It is truly amazing – horrifying really to any true American – the lengths to which Liberals and Obama cultists will go to justify ObamaCare.
Their arguments are not only false, in the sense that they’re not actual arguments, but they’re unhealthy and dangerous to America because they fly in the face of the Constitutional restraints placed upon the federal government.
To win the legal battle—as well as the battle for public opinion—the Obama Administration must address directly the qualms about overreaching that Hudson expressed in his opinion. The way to do that is to make a persuasive case that mandatory coverage is not the first step on a slippery slope to totalitarianism.
The best case against the slippery slope argument isn’t even a legal one. It’s in an amicus curiae brief filed in November in a broader Florida case by 41 top economists, including three Nobel laureates, Kenneth Arrow of Stanford, Eric Maskin of Princeton, and George Akerlof of Berkeley. They argue that health care has unique characteristics that justify the congressional mandate—and since other markets such as food and housing don’t have those characteristics, Congress will never have any justification to intervene in them to the same degree.
The economists’ argument bears attention. Arrow, 90 years old, has been probing the peculiarities of the health sector since 1963, when he wrote a much-cited paper, “Uncertainty and the Welfare Economics of Medical Care,” that’s mentioned in the brief. Arrow and the other economists say—in agreement with the Obama Administration—that a health insurance system that must accept all comers but can’t require everyone to join will quickly enter a death spiral. Healthy people won’t opt in until they need coverage, so many or most of the insured will be sick and costly. As a result, insurers will have to raise rates, pushing the last few healthy customers out, forcing rates on the rest to go even higher, and so on until it leads to collapse. Amitabh Chandra, an economist at Harvard University’s John F. Kennedy School of Government who joined the amicus brief, writes in an e-mail: “We don’t let people buy car insurance after they’ve wrecked their cars, or after we find their house is on fire. For the same reason, the individual mandate is absolutely key.”
— Peter Coy
Commentary: The Health-Care Act on Trial
Firstly, this is a false argument. Judge Hudson did not state his ruling as being a bulwark against some “the first step on a slippery slope to totalitarianism.” His ruling was based on the Individual Mandate being, in and of itself, an unconstitutional expansion of government interference.

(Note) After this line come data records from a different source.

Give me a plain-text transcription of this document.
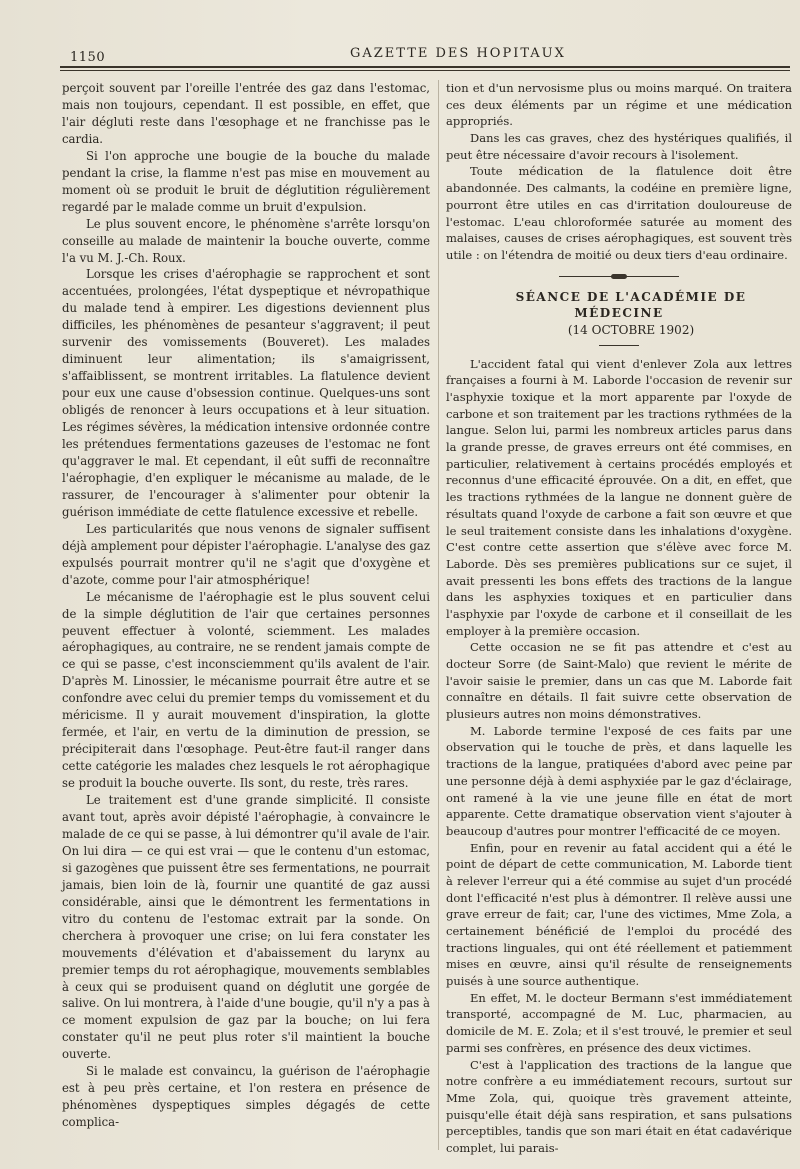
1150	GAZETTE DES HOPITAUX

perçoit souvent par l'oreille l'entrée des gaz dans l'estomac, mais non toujours, cependant. Il est possible, en effet, que l'air dégluti reste dans l'œsophage et ne franchisse pas le cardia.

Si l'on approche une bougie de la bouche du malade pendant la crise, la flamme n'est pas mise en mouvement au moment où se produit le bruit de déglutition régulièrement regardé par le malade comme un bruit d'expulsion.

Le plus souvent encore, le phénomène s'arrête lorsqu'on conseille au malade de maintenir la bouche ouverte, comme l'a vu M. J.-Ch. Roux.

Lorsque les crises d'aérophagie se rapprochent et sont accentuées, prolongées, l'état dyspeptique et névropathique du malade tend à empirer. Les digestions deviennent plus difficiles, les phénomènes de pesanteur s'aggravent; il peut survenir des vomissements (Bouveret). Les malades diminuent leur alimentation; ils s'amaigrissent, s'affaiblissent, se montrent irritables. La flatulence devient pour eux une cause d'obsession continue. Quelques-uns sont obligés de renoncer à leurs occupations et à leur situation. Les régimes sévères, la médication intensive ordonnée contre les prétendues fermentations gazeuses de l'estomac ne font qu'aggraver le mal. Et cependant, il eût suffi de reconnaître l'aérophagie, d'en expliquer le mécanisme au malade, de le rassurer, de l'encourager à s'alimenter pour obtenir la guérison immédiate de cette flatulence excessive et rebelle.

Les particularités que nous venons de signaler suffisent déjà amplement pour dépister l'aérophagie. L'analyse des gaz expulsés pourrait montrer qu'il ne s'agit que d'oxygène et d'azote, comme pour l'air atmosphérique!

Le mécanisme de l'aérophagie est le plus souvent celui de la simple déglutition de l'air que certaines personnes peuvent effectuer à volonté, sciemment. Les malades aérophagiques, au contraire, ne se rendent jamais compte de ce qui se passe, c'est inconsciemment qu'ils avalent de l'air. D'après M. Linossier, le mécanisme pourrait être autre et se confondre avec celui du premier temps du vomissement et du méricisme. Il y aurait mouvement d'inspiration, la glotte fermée, et l'air, en vertu de la diminution de pression, se précipiterait dans l'œsophage. Peut-être faut-il ranger dans cette catégorie les malades chez lesquels le rot aérophagique se produit la bouche ouverte. Ils sont, du reste, très rares.

Le traitement est d'une grande simplicité. Il consiste avant tout, après avoir dépisté l'aérophagie, à convaincre le malade de ce qui se passe, à lui démontrer qu'il avale de l'air. On lui dira — ce qui est vrai — que le contenu d'un estomac, si gazogènes que puissent être ses fermentations, ne pourrait jamais, bien loin de là, fournir une quantité de gaz aussi considérable, ainsi que le démontrent les fermentations in vitro du contenu de l'estomac extrait par la sonde. On cherchera à provoquer une crise; on lui fera constater les mouvements d'élévation et d'abaissement du larynx au premier temps du rot aérophagique, mouvements semblables à ceux qui se produisent quand on déglutit une gorgée de salive. On lui montrera, à l'aide d'une bougie, qu'il n'y a pas à ce moment expulsion de gaz par la bouche; on lui fera constater qu'il ne peut plus roter s'il maintient la bouche ouverte.

Si le malade est convaincu, la guérison de l'aérophagie est à peu près certaine, et l'on restera en présence de phénomènes dyspeptiques simples dégagés de cette complica-

tion et d'un nervosisme plus ou moins marqué. On traitera ces deux éléments par un régime et une médication appropriés.

Dans les cas graves, chez des hystériques qualifiés, il peut être nécessaire d'avoir recours à l'isolement.

Toute médication de la flatulence doit être abandonnée. Des calmants, la codéine en première ligne, pourront être utiles en cas d'irritation douloureuse de l'estomac. L'eau chloroformée saturée au moment des malaises, causes de crises aérophagiques, est souvent très utile : on l'étendra de moitié ou deux tiers d'eau ordinaire.

SÉANCE DE L'ACADÉMIE DE MÉDECINE

(14 OCTOBRE 1902)

L'accident fatal qui vient d'enlever Zola aux lettres françaises a fourni à M. Laborde l'occasion de revenir sur l'asphyxie toxique et la mort apparente par l'oxyde de carbone et son traitement par les tractions rythmées de la langue. Selon lui, parmi les nombreux articles parus dans la grande presse, de graves erreurs ont été commises, en particulier, relativement à certains procédés employés et reconnus d'une efficacité éprouvée. On a dit, en effet, que les tractions rythmées de la langue ne donnent guère de résultats quand l'oxyde de carbone a fait son œuvre et que le seul traitement consiste dans les inhalations d'oxygène. C'est contre cette assertion que s'élève avec force M. Laborde. Dès ses premières publications sur ce sujet, il avait pressenti les bons effets des tractions de la langue dans les asphyxies toxiques et en particulier dans l'asphyxie par l'oxyde de carbone et il conseillait de les employer à la première occasion.

Cette occasion ne se fit pas attendre et c'est au docteur Sorre (de Saint-Malo) que revient le mérite de l'avoir saisie le premier, dans un cas que M. Laborde fait connaître en détails. Il fait suivre cette observation de plusieurs autres non moins démonstratives.

M. Laborde termine l'exposé de ces faits par une observation qui le touche de près, et dans laquelle les tractions de la langue, pratiquées d'abord avec peine par une personne déjà à demi asphyxiée par le gaz d'éclairage, ont ramené à la vie une jeune fille en état de mort apparente. Cette dramatique observation vient s'ajouter à beaucoup d'autres pour montrer l'efficacité de ce moyen.

Enfin, pour en revenir au fatal accident qui a été le point de départ de cette communication, M. Laborde tient à relever l'erreur qui a été commise au sujet d'un procédé dont l'efficacité n'est plus à démontrer. Il relève aussi une grave erreur de fait; car, l'une des victimes, Mme Zola, a certainement bénéficié de l'emploi du procédé des tractions linguales, qui ont été réellement et patiemment mises en œuvre, ainsi qu'il résulte de renseignements puisés à une source authentique.

En effet, M. le docteur Bermann s'est immédiatement transporté, accompagné de M. Luc, pharmacien, au domicile de M. E. Zola; et il s'est trouvé, le premier et seul parmi ses confrères, en présence des deux victimes.

C'est à l'application des tractions de la langue que notre confrère a eu immédiatement recours, surtout sur Mme Zola, qui, quoique très gravement atteinte, puisqu'elle était déjà sans respiration, et sans pulsations perceptibles, tandis que son mari était en état cadavérique complet, lui parais-
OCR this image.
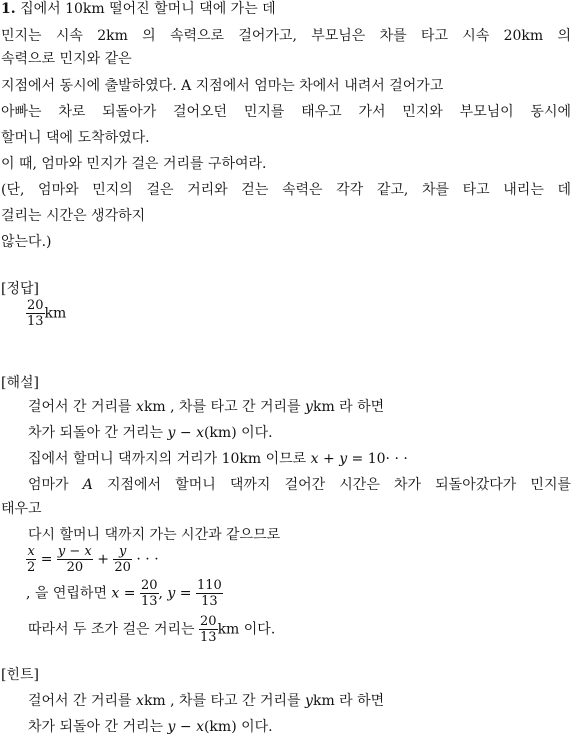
1. 집에서 10km 떨어진 할머니 댁에 가는 데
민지는 시속 2km 의 속력으로 걸어가고, 부모님은 차를 타고 시속 20km 의
속력으로 민지와 같은
지점에서 동시에 출발하였다. A 지점에서 엄마는 차에서 내려서 걸어가고
아빠는 차로 되돌아가 걸어오던 민지를 태우고 가서 민지와 부모님이 동시에
할머니 댁에 도착하였다.
이 때, 엄마와 민지가 걸은 거리를 구하여라.
(단, 엄마와 민지의 걸은 거리와 걷는 속력은 각각 같고, 차를 타고 내리는 데
걸리는 시간은 생각하지
않는다.)
[정답]
$\frac{20}{13}$ km
[해설]
걸어서 간 거리를 xkm , 차를 타고 간 거리를 ykm 라 하면
차가 되돌아 간 거리는 y − x(km) 이다.
집에서 할머니 댁까지의 거리가 10km 이므로 x + y = 10· · ·
엄마가 A 지점에서 할머니 댁까지 걸어간 시간은 차가 되돌아갔다가 민지를
태우고
다시 할머니 댁까지 가는 시간과 같으므로
$\frac{x}{2} = \frac{y - x}{20} + \frac{y}{20}$ · · ·
, 을 연립하면 $x = \frac{20}{13}$ , $y = \frac{110}{13}$
따라서 두 조가 걸은 거리는 $\frac{20}{13}$ km 이다.
[힌트]
걸어서 간 거리를 xkm , 차를 타고 간 거리를 ykm 라 하면
차가 되돌아 간 거리는 y − x(km) 이다.
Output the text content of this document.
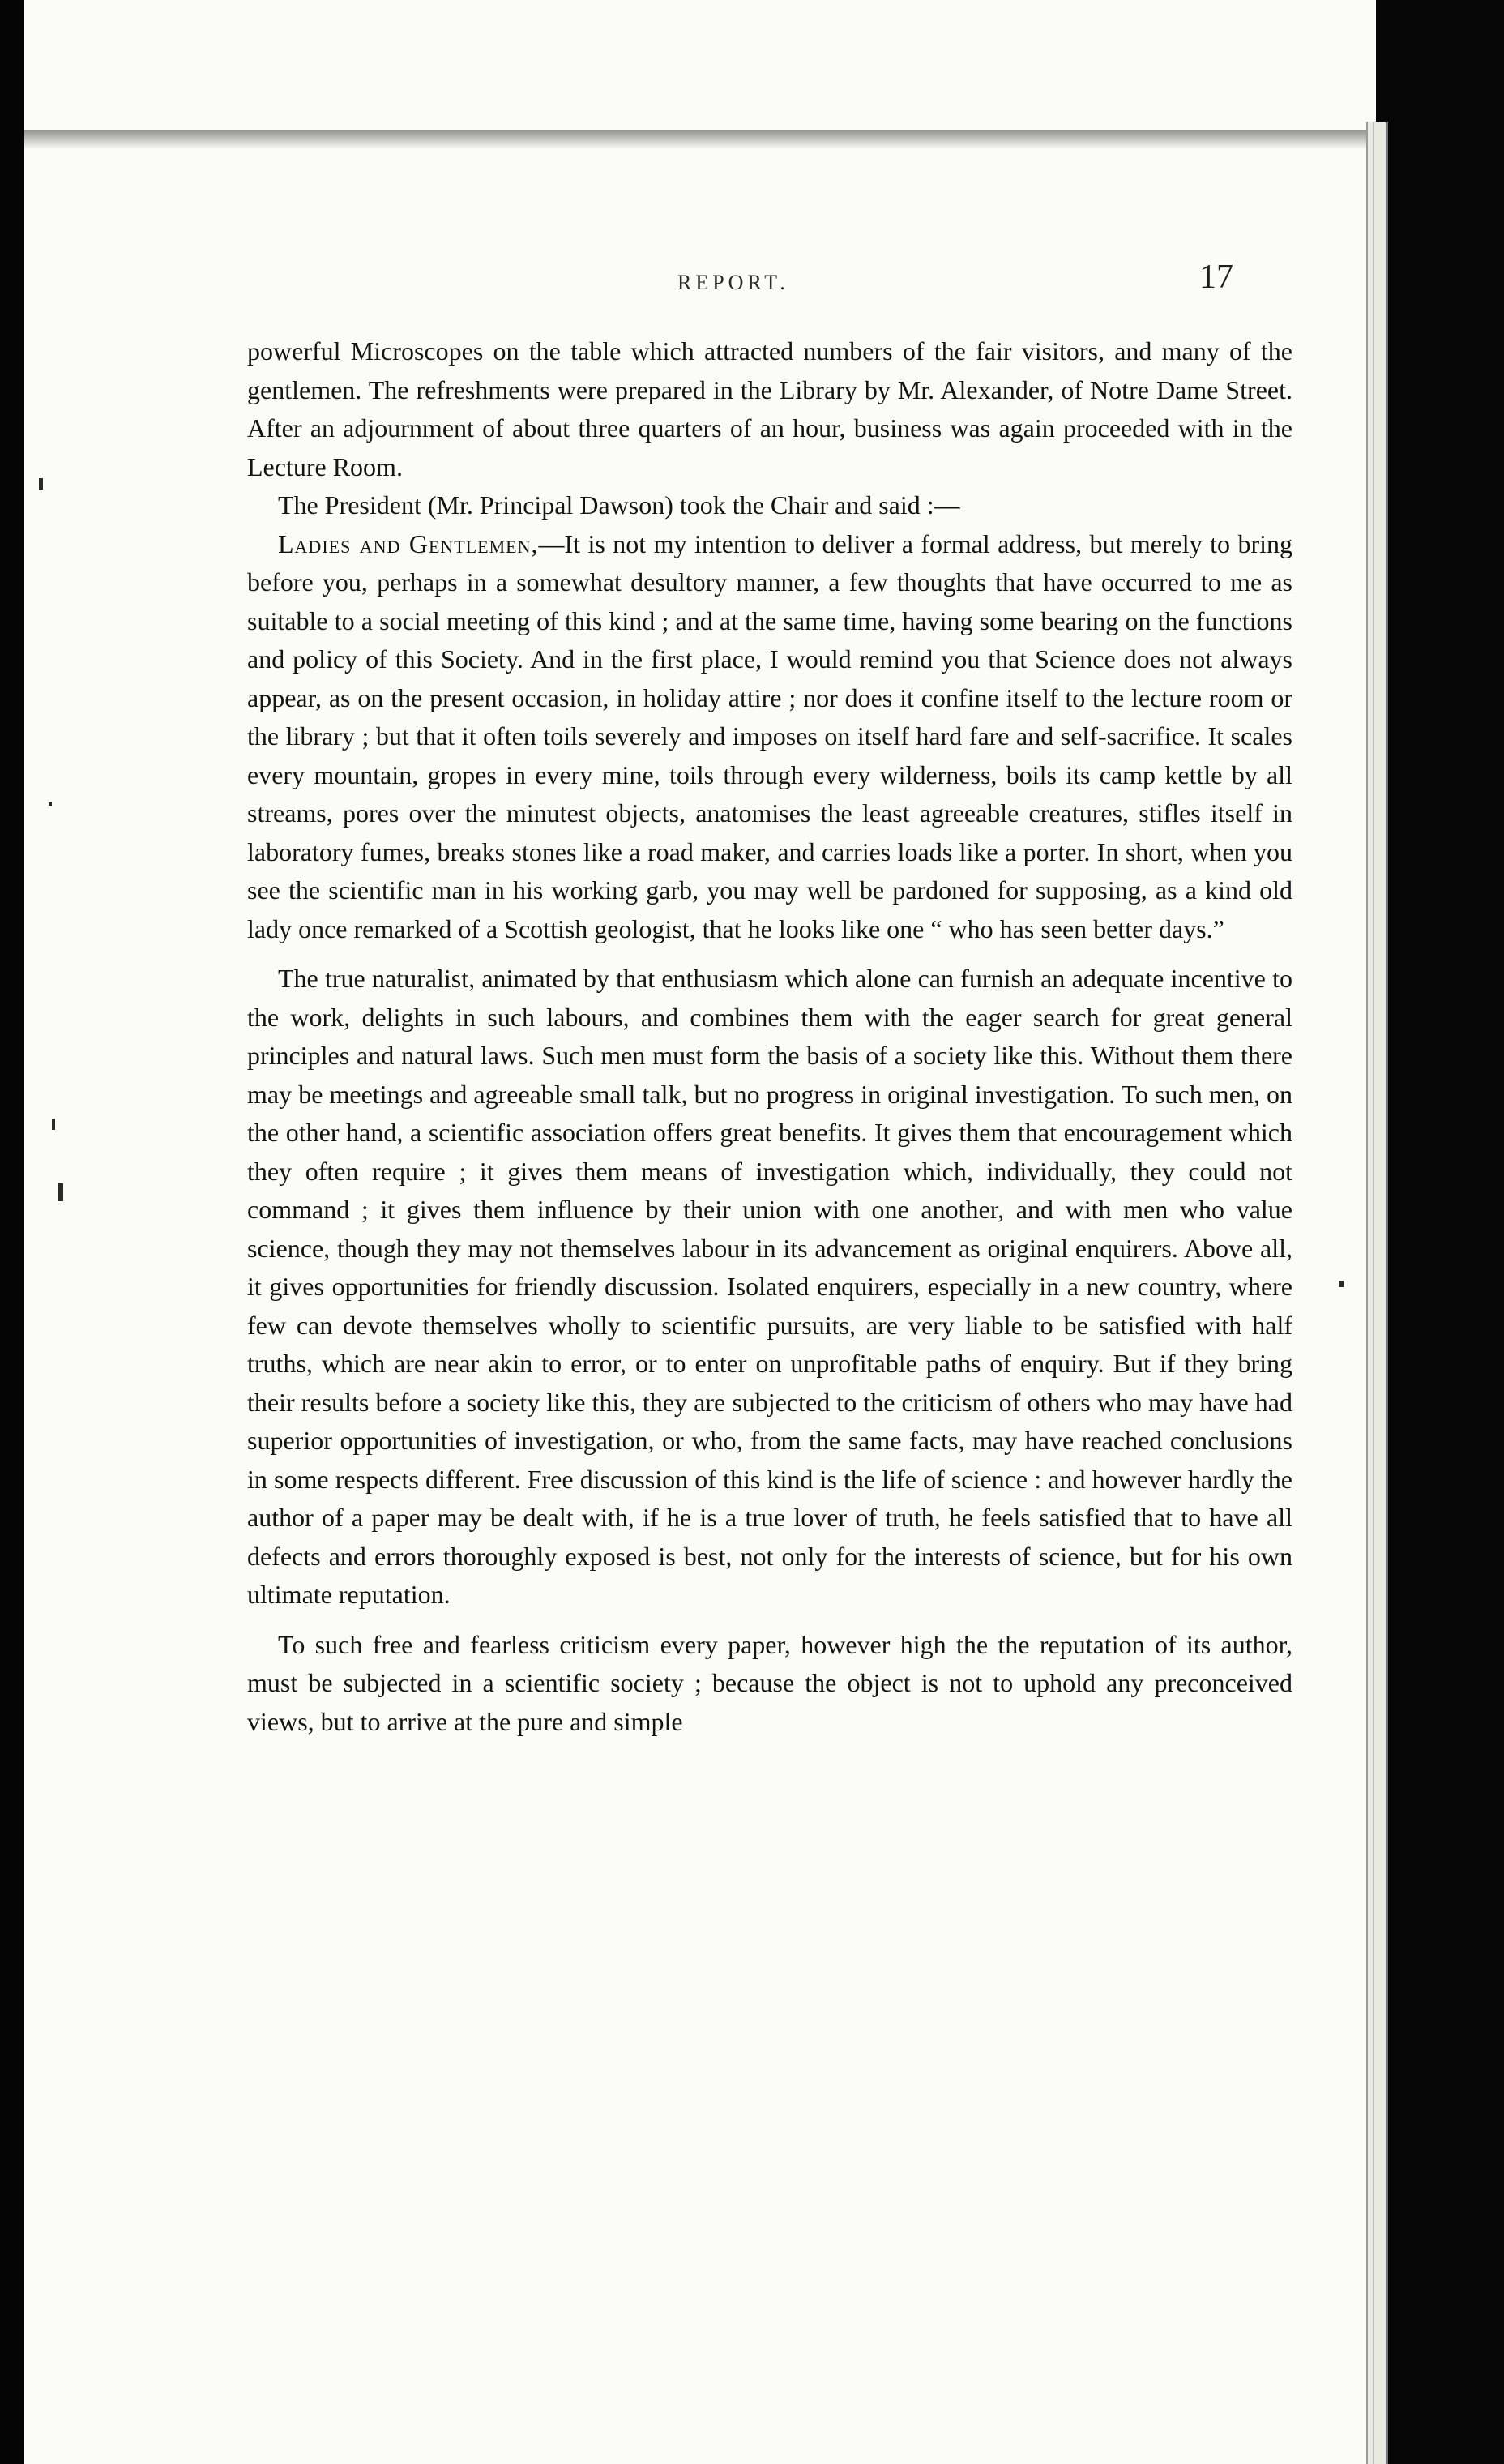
REPORT.	17

powerful Microscopes on the table which attracted numbers of the fair visitors, and many of the gentlemen. The refreshments were prepared in the Library by Mr. Alexander, of Notre Dame Street. After an adjournment of about three quarters of an hour, business was again proceeded with in the Lecture Room.

The President (Mr. Principal Dawson) took the Chair and said :—

Ladies and Gentlemen,—It is not my intention to deliver a formal address, but merely to bring before you, perhaps in a somewhat desultory manner, a few thoughts that have occurred to me as suitable to a social meeting of this kind ; and at the same time, having some bearing on the functions and policy of this Society. And in the first place, I would remind you that Science does not always appear, as on the present occasion, in holiday attire ; nor does it confine itself to the lecture room or the library ; but that it often toils severely and imposes on itself hard fare and self-sacrifice. It scales every mountain, gropes in every mine, toils through every wilderness, boils its camp kettle by all streams, pores over the minutest objects, anatomises the least agreeable creatures, stifles itself in laboratory fumes, breaks stones like a road maker, and carries loads like a porter. In short, when you see the scientific man in his working garb, you may well be pardoned for supposing, as a kind old lady once remarked of a Scottish geologist, that he looks like one “ who has seen better days.”

The true naturalist, animated by that enthusiasm which alone can furnish an adequate incentive to the work, delights in such labours, and combines them with the eager search for great general principles and natural laws. Such men must form the basis of a society like this. Without them there may be meetings and agreeable small talk, but no progress in original investigation. To such men, on the other hand, a scientific association offers great benefits. It gives them that encouragement which they often require ; it gives them means of investigation which, individually, they could not command ; it gives them influence by their union with one another, and with men who value science, though they may not themselves labour in its advancement as original enquirers. Above all, it gives opportunities for friendly discussion. Isolated enquirers, especially in a new country, where few can devote themselves wholly to scientific pursuits, are very liable to be satisfied with half truths, which are near akin to error, or to enter on unprofitable paths of enquiry. But if they bring their results before a society like this, they are subjected to the criticism of others who may have had superior opportunities of investigation, or who, from the same facts, may have reached conclusions in some respects different. Free discussion of this kind is the life of science : and however hardly the author of a paper may be dealt with, if he is a true lover of truth, he feels satisfied that to have all defects and errors thoroughly exposed is best, not only for the interests of science, but for his own ultimate reputation.

To such free and fearless criticism every paper, however high the the reputation of its author, must be subjected in a scientific society ; because the object is not to uphold any preconceived views, but to arrive at the pure and simple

Neither the Supreme Court nor any federal circuit court of appeals has extended Commerce Clause powers to compel an individual to involuntarily enter the stream of commerce by purchasing a commodity in the private market. In doing so, enactment of the [individual mandate] exceeds the Commerce Clause powers vested in Congress under Article I [of the Constitution.]
–U.S. District Court Judge Henry Hudson
Virginia v. US Dept. of Health and Human Services
Secondly, argumentum ad consequentiam has always been a piss-poor response to receiving an unfavorable ruling and, in this case it’s a dangerous argument to be used or entertained. There is never a valid justification for allowing the federal government to exceed its constitutional granted powers over the American people and that attempt at justification is all that these “economists'” amicus curiae is.
“Reviewing court must strike down unconstitutional law even though that law is “designed to promote the highest good. The good sought in unconstitutional legislation is an insidious feature, because it leads citizens and legislators of good purpose to promote it, without thought of the serious breach it will make in the ark of our covenant, or the harm which will come from breaking down recognized standards.”
– US SCOTUS Opinion,
Bailey v. Drexel Furniture Co., (259 U.S. 20), May 15, 1922
It doesn’t matter a whit whether or not ObamaCare is worthwhile or not; it matters even less whether or not ObamaCare will fail without the Individual Mandate. What matters is whether or not the Individual Mandate is unconstitutional – and the US Federal Courts have repeatedly, though not unanimously, decreed that it is not constitutional.
While it’s dangerous close to the “slippery slope” argument, I’ll put forth that ignoring our Constitution and the limits it places upon the federal government is a far more dangerous and unhealthy enterprise than anything that currently perceived as wrong with our overly intertwined health insurance and healthcare industries. I say this because legal precedents linger for a very long time and are often used to justify future rulings largely unrelated to the original cases.